FIG. 2 is a cross-sectional view showing a state in which the light transmission block body of the present invention is attached to a processing device using a vertical mercury lamp.

FIG. 3 is a diagram showing the transmission and diffusion of lamp light and the flow state of a liquid to be treated in the light transmission block body of the portion A of FIG.

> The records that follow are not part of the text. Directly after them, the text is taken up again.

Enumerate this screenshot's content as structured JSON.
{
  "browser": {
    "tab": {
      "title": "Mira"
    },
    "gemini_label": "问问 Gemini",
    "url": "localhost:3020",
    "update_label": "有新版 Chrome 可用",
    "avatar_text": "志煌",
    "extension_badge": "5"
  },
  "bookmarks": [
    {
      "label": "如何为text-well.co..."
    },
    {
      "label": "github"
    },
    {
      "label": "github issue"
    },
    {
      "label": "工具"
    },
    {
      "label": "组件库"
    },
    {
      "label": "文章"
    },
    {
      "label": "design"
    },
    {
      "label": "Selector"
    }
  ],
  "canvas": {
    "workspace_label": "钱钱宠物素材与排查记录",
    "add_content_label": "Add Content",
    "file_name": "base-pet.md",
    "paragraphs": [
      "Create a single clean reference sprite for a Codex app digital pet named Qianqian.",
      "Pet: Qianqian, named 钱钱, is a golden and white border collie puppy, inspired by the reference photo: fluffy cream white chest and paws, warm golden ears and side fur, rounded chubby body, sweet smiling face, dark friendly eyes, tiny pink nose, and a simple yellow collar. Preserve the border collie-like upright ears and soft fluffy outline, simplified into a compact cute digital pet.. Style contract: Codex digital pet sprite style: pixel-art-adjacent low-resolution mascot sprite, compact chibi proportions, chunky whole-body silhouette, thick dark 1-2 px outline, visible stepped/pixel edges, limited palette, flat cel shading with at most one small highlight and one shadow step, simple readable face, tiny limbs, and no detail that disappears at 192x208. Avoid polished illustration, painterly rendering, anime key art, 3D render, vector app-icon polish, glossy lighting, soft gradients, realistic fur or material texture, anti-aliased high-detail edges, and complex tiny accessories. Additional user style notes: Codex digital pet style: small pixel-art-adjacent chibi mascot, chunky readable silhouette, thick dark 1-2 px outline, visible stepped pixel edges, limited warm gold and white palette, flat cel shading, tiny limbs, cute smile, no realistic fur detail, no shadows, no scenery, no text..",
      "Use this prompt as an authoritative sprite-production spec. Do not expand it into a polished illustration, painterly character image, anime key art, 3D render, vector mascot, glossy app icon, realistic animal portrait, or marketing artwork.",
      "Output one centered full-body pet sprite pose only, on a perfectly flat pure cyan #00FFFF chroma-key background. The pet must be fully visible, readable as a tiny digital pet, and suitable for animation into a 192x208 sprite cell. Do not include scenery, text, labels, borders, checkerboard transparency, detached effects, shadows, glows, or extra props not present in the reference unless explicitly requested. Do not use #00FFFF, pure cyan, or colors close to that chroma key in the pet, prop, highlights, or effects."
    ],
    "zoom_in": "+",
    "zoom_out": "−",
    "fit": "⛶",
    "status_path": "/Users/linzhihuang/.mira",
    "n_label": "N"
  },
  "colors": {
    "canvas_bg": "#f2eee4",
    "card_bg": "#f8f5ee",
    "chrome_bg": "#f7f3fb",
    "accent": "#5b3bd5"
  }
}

FIG. 4 is a vertical cross-sectional view showing an outline of a conventional internally illuminated running water sterilizer.

[Explanation of symbols]

 1 UV Lamp 2 Outer Cylinder Tube 3, 6 Light Transmission Block 4 Quartz Glass Tube 5 Mercury Lamp 7 Container 9 Treatment Liquid 10 Irradiation Light 11 Communication Bubble

 ─────────────────────────────────────────────────── ─── Continuation of the front page (72) Inventor Yoshihiro Tsuchiyama 2-13-60 Kitafu, Takefu City, Fukui Prefecture Shin-Etsuishi Hideshi Takefu Factory Ltd.

Claims (3)

[Claims] 1. A light-transmissive block used for treating a liquid or gas under irradiation of a light source, which is composed of a silica glass body composed of 70% or more of SiO ₂ capable of uniformly transmitting and diffusing light rays, The silica glass body is a light-transmitting block body characterized by comprising a continuous porous body capable of dispersing and flowing an object to be treated over the entire region of the light beam. 2. The light transmitting block according to claim 1, wherein the communicating porous body is a silica glass foam having a large number of bubbles, and at least a part of the communicating glass is a communicating foam. body. 3. A closed-cell foam is formed by heat-treating high-purity synthetic silica glass fine powder in an ammonia gas atmosphere, and then heat-sealing and foaming in a frame of a required size, and further, the foaming. The light transmission block body according to claim 1, wherein the light transmission block body is configured as a body.